# Anyone try new Cragar SS Wheels?



## DaleGolds (Oct 25, 2010)

I am a long time lover of the old Cragar SS wheels. I ran them on my 66 GTO from when I bought it in 85 until the fire got it in 2007. But like everyone else I hated the fact that you could never get them balanced properly because of the universal fit and the shank mag lugs.

Now Cragar has the new 61 and 610 series SS wheels that are now bolt pattern specific and have eliminated the need for the shank lugs. The wheels are made for the 4.75 bolt pattern of the GTO's and use a 60 degree conical acorn lug instead of the shank lugs.

My question is. Has anyone tried these and did Cragar get rid of the balance problems that were inherent to the old SS wheels? I guess that is really two questions in one.

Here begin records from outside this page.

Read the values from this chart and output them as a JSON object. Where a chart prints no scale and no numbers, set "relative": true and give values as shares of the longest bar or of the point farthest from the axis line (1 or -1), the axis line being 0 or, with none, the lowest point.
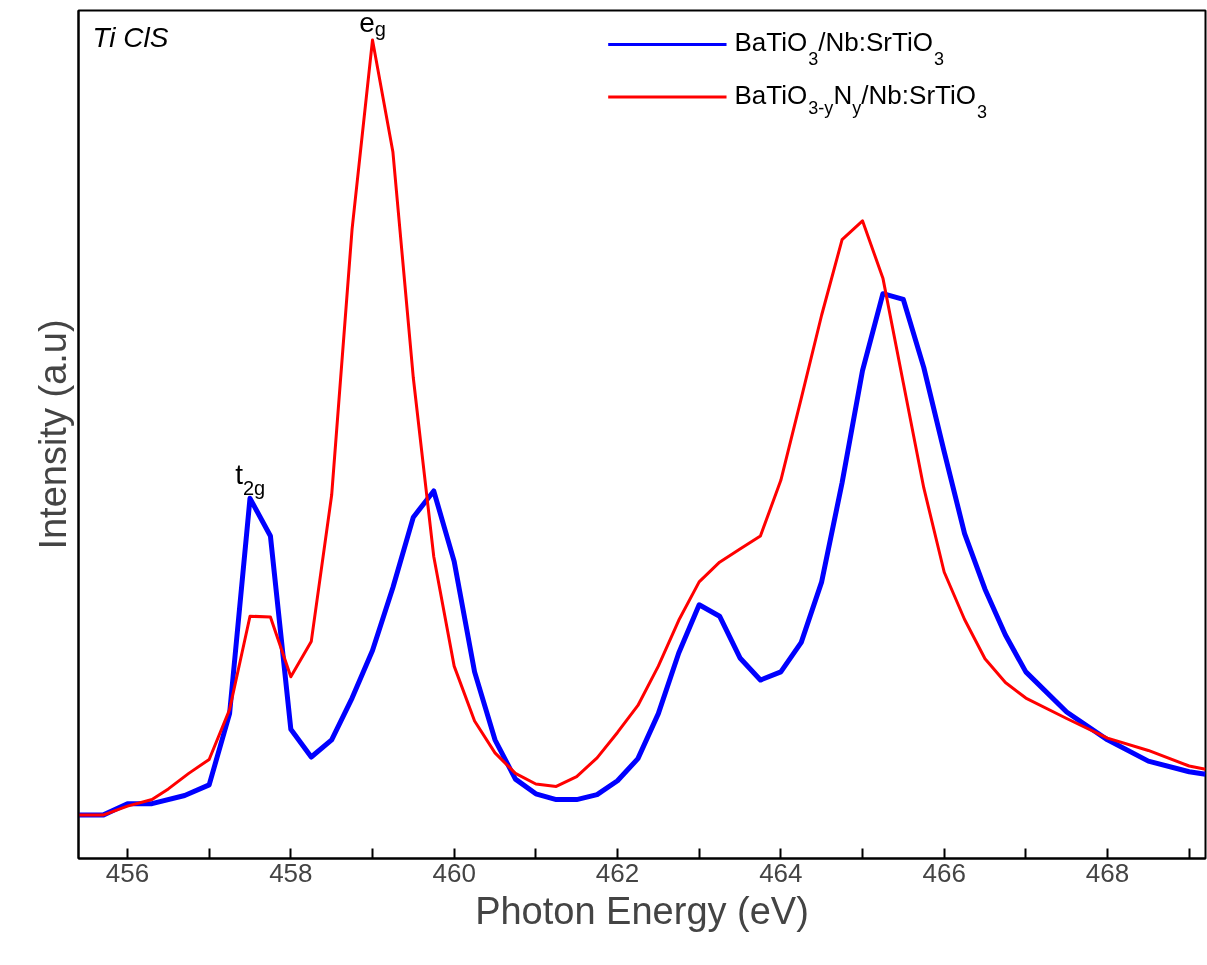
{
  "chart_data": {
    "type": "line",
    "relative": true,
    "xlabel": "Photon Energy (eV)",
    "ylabel": "Intensity (a.u)",
    "xlim": [
      455.4,
      469.2
    ],
    "xticks": [
      456,
      {
        "value": 457,
        "label": null
      },
      458,
      {
        "value": 459,
        "label": null
      },
      460,
      {
        "value": 461,
        "label": null
      },
      462,
      {
        "value": 463,
        "label": null
      },
      464,
      {
        "value": 465,
        "label": null
      },
      466,
      {
        "value": 467,
        "label": null
      },
      468,
      {
        "value": 469,
        "label": null
      }
    ],
    "legend": "top right",
    "grid": false,
    "marker": "none",
    "line_style": "solid",
    "annotations": [
      "Ti ClS",
      {
        "text": "t$_{2g}$",
        "x": 457.5,
        "y": 0.44
      },
      {
        "text": "e$_{g}$",
        "x": 459,
        "y": 1.0
      }
    ],
    "series": [
      {
        "name": "BaTiO$_{3}$/Nb:SrTiO$_{3}$",
        "color": "#0000ff",
        "x": [
          455.4,
          455.7,
          456,
          456.3,
          456.7,
          457,
          457.25,
          457.5,
          457.75,
          458,
          458.25,
          458.5,
          458.75,
          459,
          459.25,
          459.5,
          459.75,
          460,
          460.25,
          460.5,
          460.75,
          461,
          461.25,
          461.5,
          461.75,
          462,
          462.25,
          462.5,
          462.75,
          463,
          463.25,
          463.5,
          463.75,
          464,
          464.25,
          464.5,
          464.75,
          465,
          465.25,
          465.5,
          465.75,
          466,
          466.25,
          466.5,
          466.75,
          467,
          467.5,
          468,
          468.5,
          469,
          469.2
        ],
        "values": [
          0.053,
          0.053,
          0.067,
          0.067,
          0.077,
          0.09,
          0.177,
          0.44,
          0.394,
          0.158,
          0.124,
          0.145,
          0.196,
          0.254,
          0.331,
          0.417,
          0.449,
          0.363,
          0.228,
          0.145,
          0.097,
          0.079,
          0.072,
          0.072,
          0.078,
          0.095,
          0.122,
          0.177,
          0.251,
          0.31,
          0.296,
          0.245,
          0.218,
          0.228,
          0.264,
          0.338,
          0.459,
          0.596,
          0.69,
          0.683,
          0.6,
          0.497,
          0.397,
          0.329,
          0.273,
          0.228,
          0.179,
          0.145,
          0.119,
          0.106,
          0.103
        ]
      },
      {
        "name": "BaTiO$_{3-y}$N$_{y}$/Nb:SrTiO$_{3}$",
        "color": "#ff0000",
        "x": [
          455.4,
          455.7,
          456,
          456.3,
          456.5,
          456.75,
          457,
          457.25,
          457.5,
          457.75,
          458,
          458.25,
          458.5,
          458.75,
          459,
          459.25,
          459.5,
          459.75,
          460,
          460.25,
          460.5,
          460.75,
          461,
          461.25,
          461.5,
          461.75,
          462,
          462.25,
          462.5,
          462.75,
          463,
          463.25,
          463.5,
          463.75,
          464,
          464.25,
          464.5,
          464.75,
          465,
          465.25,
          465.5,
          465.75,
          466,
          466.25,
          466.5,
          466.75,
          467,
          467.5,
          468,
          468.5,
          469,
          469.2
        ],
        "values": [
          0.053,
          0.053,
          0.064,
          0.072,
          0.085,
          0.104,
          0.121,
          0.182,
          0.296,
          0.295,
          0.222,
          0.265,
          0.444,
          0.769,
          1.0,
          0.863,
          0.587,
          0.369,
          0.235,
          0.168,
          0.129,
          0.104,
          0.091,
          0.088,
          0.1,
          0.123,
          0.154,
          0.187,
          0.235,
          0.291,
          0.338,
          0.362,
          0.378,
          0.394,
          0.462,
          0.562,
          0.664,
          0.756,
          0.779,
          0.709,
          0.581,
          0.453,
          0.35,
          0.292,
          0.244,
          0.215,
          0.196,
          0.171,
          0.147,
          0.132,
          0.113,
          0.109
        ]
      }
    ]
  }
}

I would love to put these on the 65 I am rebuilding, but not if they still vibrate.

Thanks,
Dale


----------



## injn37 (Nov 16, 2008)

Got the all cast aluminum , chrome plated SS's on my 65. I think they look better than the old steel/alum originals, and I have no shake problems. I have not taken it them up to supersonic speed yet, but at 70-80 no probs!

rich


----------



## DaleGolds (Oct 25, 2010)

injn37 said:


> Got the all cast aluminum , chrome plated SS's on my 65. I think they look better than the old steel/alum originals, and I have no shake problems. I have not taken it them up to supersonic speed yet, but at 70-80 no probs!
> 
> rich


Are the ones you got the 610Cseries? What size tires are you running on the front and do you have any clearance issues?
Thanks Dale


----------



## injn37 (Nov 16, 2008)

Dale,

These are the 610 series. They are the 15 x 7 with a 4.25 backspacing.
I am running 255 70 on the back, and I am having a brain fart as to the the fronts. I will check tomorrow on the front size. I did a lot of figuring as to the fitment for front clearance, and the sixe I am using do fit with no problem.
Will respond tomorrow, unless another brain fart!

rich


----------



## DaleGolds (Oct 25, 2010)

injn37 said:


> Dale,
> 
> These are the 610 series. They are the 15 x 7 with a 4.25 backspacing.
> I am running 255 70 on the back, and I am having a brain fart as to the the fronts. I will check tomorrow on the front size. I did a lot of figuring as to the fitment for front clearance, and the sixe I am using do fit with no problem.
> ...


Rich,
I appreciate it. The reason I ask is because I would like to use 15X7 rims with 235/60/15s on all four corners. I know they will work on the rear but I have heard some say theirs rub on the front while others say theirs don't. Most of them are running Rally Is and IIs. So it is nice to find someone running Cragar SS rims.
Dale


----------



## injn37 (Nov 16, 2008)

Dale,
My front tires are 215 R65 15's. I took three picts for you. Front tire , tire straight ahead. Front tire turned to smallest gap to front edge of fender. I put a ruler there so you could see there is about 3/4" clearance. And one of the rear.
Hope this helps.

rich


----------



## DaleGolds (Oct 25, 2010)

injn37 said:


> Dale,
> My front tires are 215 R65 15's. I took three picts for you. Front tire , tire straight ahead. Front tire turned to smallest gap to front edge of fender. I put a ruler there so you could see there is about 3/4" clearance. And one of the rear.
> Hope this helps.
> 
> rich


I was considering the 215/65/15 if the 235/60/15 would not fit in the front, but by your pictures there should be plenty of room for the 235s. They are the same height as the 215/65, just wider. I think I will buy just two tires first and try them on the front. If they fit I will get two more for the rear. If they don't fit I will put the 235s on the rear and get the 215s for the front.
Thanks for taking the time to take the pictures.
Dale


----------



## injn37 (Nov 16, 2008)

sounds like a plan. I got the fit to work by going with a deeper back space.I tried the same tires with another set of rims that had a 3.25 back space and had the tires catch the fender lip on the front.

rich


----------



## likethat (Oct 5, 2007)

Are you running taller spring Injn?


----------



## Rukee (Feb 8, 2007)

My friend makes eccentric rings for the older Cragars that center the rims over the hub. They work perfectly. $30.00 a set of 4.


----------



## injn37 (Nov 16, 2008)

Likethat.... nope, running the stock replacement springs that Ames has. The 255 fit's fairly snug, but no contact either inside outside or up inside!

rich


----------